Foto: Detlev Kreimeier
Was wir bereits wissen
  • Immer wieder erhalten Velberter Lokalpolitiker Hassmails, Drohungen und Beleidigungen
  • Sind die Inhalte strafrechtlich relevant, wird die Polizei eingeschaltet
  • Veranstaltungen wurden aufgrund von Drohungen bislang noch nicht abgesagt

Velbert.. „Gohr, du läufst uns mal vors Auto“. „Ihr werdet noch sehen, was ihr davon habt.“ „Man sollte den Bürgermeister aufhängen.“ – Drohungen wie diese sind auch für Velberter Lokalpolitiker keine Seltenheit mehr.

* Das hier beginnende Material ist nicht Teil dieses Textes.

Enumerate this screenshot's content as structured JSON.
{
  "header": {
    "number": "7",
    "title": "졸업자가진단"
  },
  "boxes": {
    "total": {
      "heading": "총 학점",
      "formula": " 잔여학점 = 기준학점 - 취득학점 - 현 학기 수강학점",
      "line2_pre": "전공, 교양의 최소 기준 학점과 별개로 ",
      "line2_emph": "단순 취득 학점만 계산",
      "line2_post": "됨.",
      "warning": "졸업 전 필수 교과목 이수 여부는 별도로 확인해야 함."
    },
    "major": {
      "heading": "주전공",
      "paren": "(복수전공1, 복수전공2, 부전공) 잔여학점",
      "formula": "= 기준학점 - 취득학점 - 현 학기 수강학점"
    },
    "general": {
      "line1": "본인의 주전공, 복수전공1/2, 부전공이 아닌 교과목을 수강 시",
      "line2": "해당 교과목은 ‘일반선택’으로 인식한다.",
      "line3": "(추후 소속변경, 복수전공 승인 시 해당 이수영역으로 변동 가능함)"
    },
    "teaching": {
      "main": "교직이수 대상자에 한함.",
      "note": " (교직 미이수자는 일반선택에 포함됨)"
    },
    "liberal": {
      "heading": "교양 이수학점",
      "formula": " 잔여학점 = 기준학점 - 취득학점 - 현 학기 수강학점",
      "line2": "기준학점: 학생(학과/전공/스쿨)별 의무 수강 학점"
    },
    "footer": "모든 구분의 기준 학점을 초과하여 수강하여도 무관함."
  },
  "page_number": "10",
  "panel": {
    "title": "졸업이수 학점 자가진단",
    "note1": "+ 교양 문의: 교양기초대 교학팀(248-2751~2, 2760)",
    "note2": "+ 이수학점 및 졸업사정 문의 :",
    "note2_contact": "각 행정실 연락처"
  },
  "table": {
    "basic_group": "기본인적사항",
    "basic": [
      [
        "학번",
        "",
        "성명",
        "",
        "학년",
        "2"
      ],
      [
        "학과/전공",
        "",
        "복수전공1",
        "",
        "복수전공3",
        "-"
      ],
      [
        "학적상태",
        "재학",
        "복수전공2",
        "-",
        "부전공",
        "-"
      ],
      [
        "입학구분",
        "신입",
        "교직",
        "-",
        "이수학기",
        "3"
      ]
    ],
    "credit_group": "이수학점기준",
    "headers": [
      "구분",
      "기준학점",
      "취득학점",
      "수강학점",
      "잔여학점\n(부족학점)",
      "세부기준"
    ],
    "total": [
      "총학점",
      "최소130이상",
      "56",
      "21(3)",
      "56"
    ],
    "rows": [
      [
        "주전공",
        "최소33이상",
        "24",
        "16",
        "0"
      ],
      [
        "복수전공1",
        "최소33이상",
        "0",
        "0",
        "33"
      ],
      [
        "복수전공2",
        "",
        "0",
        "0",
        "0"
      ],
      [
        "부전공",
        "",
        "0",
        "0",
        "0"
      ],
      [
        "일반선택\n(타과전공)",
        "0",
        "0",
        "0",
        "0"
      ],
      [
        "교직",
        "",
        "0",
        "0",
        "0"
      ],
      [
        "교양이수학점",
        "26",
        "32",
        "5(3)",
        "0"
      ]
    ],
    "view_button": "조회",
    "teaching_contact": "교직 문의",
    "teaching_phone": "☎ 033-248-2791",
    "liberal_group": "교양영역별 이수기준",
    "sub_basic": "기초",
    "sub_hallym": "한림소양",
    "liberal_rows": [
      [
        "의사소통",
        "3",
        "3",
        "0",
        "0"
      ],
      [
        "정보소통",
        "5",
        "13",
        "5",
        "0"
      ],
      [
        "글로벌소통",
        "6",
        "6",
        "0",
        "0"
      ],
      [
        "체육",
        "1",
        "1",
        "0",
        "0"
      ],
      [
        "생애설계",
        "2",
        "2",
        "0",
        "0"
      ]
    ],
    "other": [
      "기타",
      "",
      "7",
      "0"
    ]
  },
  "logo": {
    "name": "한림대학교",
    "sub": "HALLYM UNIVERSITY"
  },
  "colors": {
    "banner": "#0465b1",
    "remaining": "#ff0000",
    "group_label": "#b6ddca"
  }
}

Vor allem im Zusammenhang mit der Flüchtlingspolitik hat die Aggressivität in den Schreiben zugenommen.

Polizei eingeschaltet

„Beinahe wöchentlich bekommen wir solche Pamphlete“, berichtet etwa August-Friedrich Tonscheid von der Wählergemeinschaft Velbert anders. „Und natürlich sind die alle anonym.“ Nicht mehr schön findet diese Art der Meinungsäußerung auch Harry Gohr von der Partei Die Linke. „Wir versuchen uns für die Bürger einzusetzen und werden dann bedroht, ohne uns wirklich dagegen wehren zu können.“

Hin und her gerissen sei er, was den Umgang mit den Schreiben angehe: „Eigentlich soll man solchen Menschen keine Aufmerksamkeit schenken, andererseits müssen wir Öffentlichkeit herstellen, um diesen Leuten das Handwerk zu legen.“ Mit „breiter demokratischer Macht“ müsse man sich den Hetzern entgegenstellen, daher habe er sich auch mit den anderen Parteien kurzgeschlossen. „Auch die Polizei haben wir schon eingeschaltet“, ergänzt Rainer Hübinger, Ratsfraktionsvorsitzender der SPD. „Aber das hat leider nichts ergeben, die Absender konnten nicht ermittelt werden.“

Manfred Bolz von der CDU sieht aber nicht nur im Rahmen der Flüchtlingspolitik eine Veränderung in der Streitkultur. „Der Ton ist rauer geworden“, beklagt der Fraktionschef der Christdemokraten. „Wie wir Lokalpolitiker in den sozialen Medien beschimpft werden, ist teilweise schon unglaublich. Ich nehme das meiste zwar nicht persönlich, aber manches geht einfach gar nicht.“ Außerdem sei es in den letzten Jahren immer schwieriger geworden, „die Bürger auch zu erreichen“, sagt Manfred Bolz.

Bürgersprechstunde

In der Ratsperiode bis 2014 habe seine Partei rund 450 Bürgersprechstunden angeboten, „gekommen sind aber vielleicht nur 100 Leute, meistens die, die unmittelbar betroffen waren von einem Thema“. Weder Meldungen in der Presse noch Flyer im Briefkasten „sind wahrgenommen worden. Wir suchen dennoch neue Wege, um die Bürger zu informieren.“

Im Büro des Bürgermeisters hingegen komme relativ wenig an, sagt Stadtsprecher Hans-Joachim Blißenbach. „Wir haben Briefe bekommen und dann Rücksprache mit der Polizei gehalten. Der Inhalt fällt gerade noch unter Meinungsäußerung, ist aber schon rechtsextrem.“ Drohungen habe es bisher „zum Glück“ nicht gegeben.